Several weeks later I considered the role of the school nurse when I covered the increasing rates of hypertension in youth (doctors fear obesity's silent sidekick hypertension will continue to rise as our children's waistlines continue to bulge). While gathering information for the article, I was shocked and disheartened to learn that because of legal liability issues Athens Clarke-County school nurses could only check a child's blood pressure with a doctor's note.

Like I said, over the last two months, I've considered the precarious role of the school nurse. After reading an article in the NY Times this week, I'm still thinking about them (I'm reminded of the Willie Nelson song "Always on my Mind" right about now).

School nurses are inundated with visits from child after child every day. They have to determine if a child's illness is legit or an attempt to play hooky. In certain cases, like the latter example mentioned above, they can't fulfill a parent's request for a blood pressure check for fear of legal liability. In addition, some school nurses are forced to cover more than one school in a school system. (In Athens-Clarke County school nurses cover several schools each day). Simply put, school nurses are overwhelmed.

The NY Times article confirmed an earlier hypothesis: we need more school nurses. For schools that say, "we can't afford them." I'm reminded of a rather astute comment from Brian Robinson, the secondary school committee chair for the National Athletic Trainers’ Association. Though he was discussing certified athletic trainers the comment applies here. Here's a quick paraphrase, most schools hide behind the fact that they can’t afford an additional health care provider (i.e. certified athletic trainer or school nurse), but they don't make it a priority. Fact is schools can't afford not to.

2 comments:

T Guy Echols said...

I could get more excited about having nurses in schools if I did not feel that parental authority was being undermined.
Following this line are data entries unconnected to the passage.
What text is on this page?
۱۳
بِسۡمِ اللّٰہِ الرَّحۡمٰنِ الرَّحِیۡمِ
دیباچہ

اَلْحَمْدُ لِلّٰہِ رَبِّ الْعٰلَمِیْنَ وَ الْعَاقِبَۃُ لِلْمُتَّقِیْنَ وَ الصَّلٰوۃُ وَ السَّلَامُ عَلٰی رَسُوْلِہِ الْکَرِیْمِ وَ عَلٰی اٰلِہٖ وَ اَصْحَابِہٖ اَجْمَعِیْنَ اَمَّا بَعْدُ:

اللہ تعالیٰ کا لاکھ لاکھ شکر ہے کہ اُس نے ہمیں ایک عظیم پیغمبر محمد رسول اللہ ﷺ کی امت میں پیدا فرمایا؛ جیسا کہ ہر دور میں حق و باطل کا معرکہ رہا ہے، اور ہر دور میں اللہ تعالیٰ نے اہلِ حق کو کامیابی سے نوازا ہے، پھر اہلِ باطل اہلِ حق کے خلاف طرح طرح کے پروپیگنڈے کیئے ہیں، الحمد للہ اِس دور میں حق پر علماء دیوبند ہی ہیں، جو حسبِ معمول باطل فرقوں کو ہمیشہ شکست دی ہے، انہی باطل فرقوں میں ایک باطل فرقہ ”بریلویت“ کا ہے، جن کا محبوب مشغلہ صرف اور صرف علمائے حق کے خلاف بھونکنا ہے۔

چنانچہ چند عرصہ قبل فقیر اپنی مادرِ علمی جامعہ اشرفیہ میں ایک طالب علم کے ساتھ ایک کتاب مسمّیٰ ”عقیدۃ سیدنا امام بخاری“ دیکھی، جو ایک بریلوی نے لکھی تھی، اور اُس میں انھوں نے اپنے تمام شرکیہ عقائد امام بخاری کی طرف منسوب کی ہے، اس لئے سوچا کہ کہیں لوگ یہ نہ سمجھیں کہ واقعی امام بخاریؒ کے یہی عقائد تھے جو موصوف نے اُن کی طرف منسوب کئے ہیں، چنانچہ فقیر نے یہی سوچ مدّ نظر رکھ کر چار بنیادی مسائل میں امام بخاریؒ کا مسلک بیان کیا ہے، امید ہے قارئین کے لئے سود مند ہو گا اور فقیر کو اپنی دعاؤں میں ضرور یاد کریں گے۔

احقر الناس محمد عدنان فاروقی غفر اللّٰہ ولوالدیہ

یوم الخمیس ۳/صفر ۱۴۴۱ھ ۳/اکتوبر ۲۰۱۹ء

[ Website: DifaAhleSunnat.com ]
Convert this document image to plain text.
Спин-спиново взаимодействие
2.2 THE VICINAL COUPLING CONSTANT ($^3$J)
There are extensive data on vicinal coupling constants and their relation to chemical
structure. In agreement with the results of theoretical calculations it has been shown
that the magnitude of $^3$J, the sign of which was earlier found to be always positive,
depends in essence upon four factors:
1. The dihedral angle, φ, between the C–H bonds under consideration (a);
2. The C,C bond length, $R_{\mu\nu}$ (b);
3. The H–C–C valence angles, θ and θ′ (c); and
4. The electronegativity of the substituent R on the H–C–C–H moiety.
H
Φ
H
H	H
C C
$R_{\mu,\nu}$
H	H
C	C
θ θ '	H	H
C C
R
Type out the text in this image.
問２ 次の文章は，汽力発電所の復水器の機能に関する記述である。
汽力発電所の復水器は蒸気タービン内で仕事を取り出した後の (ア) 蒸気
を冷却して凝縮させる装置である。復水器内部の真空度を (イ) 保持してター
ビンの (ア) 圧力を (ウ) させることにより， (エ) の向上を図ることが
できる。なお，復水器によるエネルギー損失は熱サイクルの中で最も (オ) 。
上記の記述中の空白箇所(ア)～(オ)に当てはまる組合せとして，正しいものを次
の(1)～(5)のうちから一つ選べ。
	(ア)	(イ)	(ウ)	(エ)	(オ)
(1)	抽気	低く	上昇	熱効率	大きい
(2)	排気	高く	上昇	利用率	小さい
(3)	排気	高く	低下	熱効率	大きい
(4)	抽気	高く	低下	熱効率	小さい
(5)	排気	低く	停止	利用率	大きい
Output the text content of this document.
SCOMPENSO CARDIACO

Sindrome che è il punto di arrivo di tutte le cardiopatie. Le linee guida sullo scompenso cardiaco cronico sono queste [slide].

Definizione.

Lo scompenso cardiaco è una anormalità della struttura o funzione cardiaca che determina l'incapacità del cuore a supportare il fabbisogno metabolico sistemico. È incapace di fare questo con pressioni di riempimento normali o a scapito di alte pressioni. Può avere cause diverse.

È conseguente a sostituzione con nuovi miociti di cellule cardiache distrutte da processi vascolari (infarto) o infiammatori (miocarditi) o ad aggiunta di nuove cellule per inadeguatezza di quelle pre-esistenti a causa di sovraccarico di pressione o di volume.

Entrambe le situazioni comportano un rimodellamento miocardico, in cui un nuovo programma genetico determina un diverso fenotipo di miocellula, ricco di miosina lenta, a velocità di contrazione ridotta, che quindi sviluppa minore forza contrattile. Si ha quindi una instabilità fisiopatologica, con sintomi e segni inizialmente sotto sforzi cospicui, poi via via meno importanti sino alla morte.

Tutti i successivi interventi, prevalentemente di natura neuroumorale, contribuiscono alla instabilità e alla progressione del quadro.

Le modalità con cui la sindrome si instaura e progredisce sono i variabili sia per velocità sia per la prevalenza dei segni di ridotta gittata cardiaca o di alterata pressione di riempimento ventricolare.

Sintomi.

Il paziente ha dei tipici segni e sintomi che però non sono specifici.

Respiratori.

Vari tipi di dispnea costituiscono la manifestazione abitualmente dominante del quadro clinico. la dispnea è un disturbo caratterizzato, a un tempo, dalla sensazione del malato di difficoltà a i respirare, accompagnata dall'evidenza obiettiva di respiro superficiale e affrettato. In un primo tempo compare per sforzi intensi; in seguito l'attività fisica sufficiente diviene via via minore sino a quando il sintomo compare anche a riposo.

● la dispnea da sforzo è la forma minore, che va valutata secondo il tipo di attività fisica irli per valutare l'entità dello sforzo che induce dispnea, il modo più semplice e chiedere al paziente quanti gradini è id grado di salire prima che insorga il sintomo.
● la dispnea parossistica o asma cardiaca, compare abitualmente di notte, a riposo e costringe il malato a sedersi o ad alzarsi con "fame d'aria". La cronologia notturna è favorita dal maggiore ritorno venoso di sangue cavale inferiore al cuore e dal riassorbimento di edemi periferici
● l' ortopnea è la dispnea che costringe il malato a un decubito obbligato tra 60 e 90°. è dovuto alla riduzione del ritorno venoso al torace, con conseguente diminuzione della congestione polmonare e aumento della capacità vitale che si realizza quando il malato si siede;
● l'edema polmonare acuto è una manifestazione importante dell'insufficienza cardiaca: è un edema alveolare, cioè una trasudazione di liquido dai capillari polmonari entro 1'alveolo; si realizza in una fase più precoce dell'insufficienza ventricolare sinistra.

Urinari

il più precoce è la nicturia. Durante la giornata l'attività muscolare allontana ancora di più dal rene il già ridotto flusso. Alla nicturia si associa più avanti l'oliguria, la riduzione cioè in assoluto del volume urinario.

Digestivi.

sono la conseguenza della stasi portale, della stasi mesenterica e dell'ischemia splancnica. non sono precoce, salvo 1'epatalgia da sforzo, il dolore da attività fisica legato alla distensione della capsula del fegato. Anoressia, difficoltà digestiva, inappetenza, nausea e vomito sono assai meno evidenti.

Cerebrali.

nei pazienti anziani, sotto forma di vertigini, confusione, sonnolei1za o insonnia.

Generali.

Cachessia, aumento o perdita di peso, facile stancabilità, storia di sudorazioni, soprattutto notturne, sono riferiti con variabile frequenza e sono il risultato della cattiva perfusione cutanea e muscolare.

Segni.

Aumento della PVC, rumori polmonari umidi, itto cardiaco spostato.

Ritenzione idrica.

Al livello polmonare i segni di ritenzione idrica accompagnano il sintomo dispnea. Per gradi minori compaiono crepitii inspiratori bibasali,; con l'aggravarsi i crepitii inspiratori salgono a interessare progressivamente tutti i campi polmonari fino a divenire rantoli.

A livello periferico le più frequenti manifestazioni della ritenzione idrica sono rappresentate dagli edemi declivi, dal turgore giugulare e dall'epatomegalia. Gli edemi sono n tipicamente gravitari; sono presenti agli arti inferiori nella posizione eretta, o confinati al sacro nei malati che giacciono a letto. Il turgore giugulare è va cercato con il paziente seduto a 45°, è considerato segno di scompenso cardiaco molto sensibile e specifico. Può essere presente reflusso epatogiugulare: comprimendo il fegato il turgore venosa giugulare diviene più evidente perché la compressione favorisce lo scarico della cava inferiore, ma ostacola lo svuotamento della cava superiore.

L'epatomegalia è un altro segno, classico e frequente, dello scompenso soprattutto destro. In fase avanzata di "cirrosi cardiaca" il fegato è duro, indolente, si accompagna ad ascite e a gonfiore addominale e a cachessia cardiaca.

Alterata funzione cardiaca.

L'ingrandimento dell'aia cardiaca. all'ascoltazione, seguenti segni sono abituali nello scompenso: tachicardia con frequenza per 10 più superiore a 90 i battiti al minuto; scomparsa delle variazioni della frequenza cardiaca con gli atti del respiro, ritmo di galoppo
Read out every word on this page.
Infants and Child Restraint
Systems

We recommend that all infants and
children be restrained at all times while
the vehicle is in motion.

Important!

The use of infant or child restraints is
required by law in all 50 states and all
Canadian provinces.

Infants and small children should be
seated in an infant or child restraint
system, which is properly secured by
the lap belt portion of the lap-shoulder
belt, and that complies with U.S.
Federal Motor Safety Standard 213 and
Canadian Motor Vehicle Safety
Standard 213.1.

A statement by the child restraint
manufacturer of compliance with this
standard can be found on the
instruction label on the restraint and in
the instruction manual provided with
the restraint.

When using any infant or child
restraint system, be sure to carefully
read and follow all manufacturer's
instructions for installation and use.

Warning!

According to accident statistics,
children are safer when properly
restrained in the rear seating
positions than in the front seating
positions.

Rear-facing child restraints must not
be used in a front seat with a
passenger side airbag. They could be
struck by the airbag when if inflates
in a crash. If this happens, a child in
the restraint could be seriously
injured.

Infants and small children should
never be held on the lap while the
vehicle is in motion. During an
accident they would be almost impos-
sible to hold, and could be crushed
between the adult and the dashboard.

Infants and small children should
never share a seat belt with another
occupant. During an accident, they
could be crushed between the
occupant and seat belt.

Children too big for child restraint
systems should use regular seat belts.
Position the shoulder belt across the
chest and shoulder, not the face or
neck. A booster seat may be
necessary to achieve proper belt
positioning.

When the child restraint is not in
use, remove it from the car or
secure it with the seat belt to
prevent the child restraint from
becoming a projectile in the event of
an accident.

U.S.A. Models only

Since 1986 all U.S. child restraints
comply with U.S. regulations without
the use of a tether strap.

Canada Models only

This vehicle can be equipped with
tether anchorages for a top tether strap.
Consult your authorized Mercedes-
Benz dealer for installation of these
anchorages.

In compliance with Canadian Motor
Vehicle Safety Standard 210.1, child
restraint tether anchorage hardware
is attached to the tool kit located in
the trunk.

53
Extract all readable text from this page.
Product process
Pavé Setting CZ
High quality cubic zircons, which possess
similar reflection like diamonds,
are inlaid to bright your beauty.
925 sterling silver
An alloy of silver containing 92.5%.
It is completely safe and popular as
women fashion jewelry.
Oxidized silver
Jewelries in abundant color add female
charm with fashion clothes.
Schools would be the perfect place to see and treat children for most everything, but too many "health" folks have this other agenda regarding contraceptives, abortion and privacy.

Can we not have one service without the other?

Tabitha said...

I think it's very important to have school nurses available in every school all the time. Do we not have that because there are not enough of them?

I don't understand some of the restrictions that nurses have such as needing permission to take blood pressure. Health care is hard enough to get most of the time. Why create additional barriers?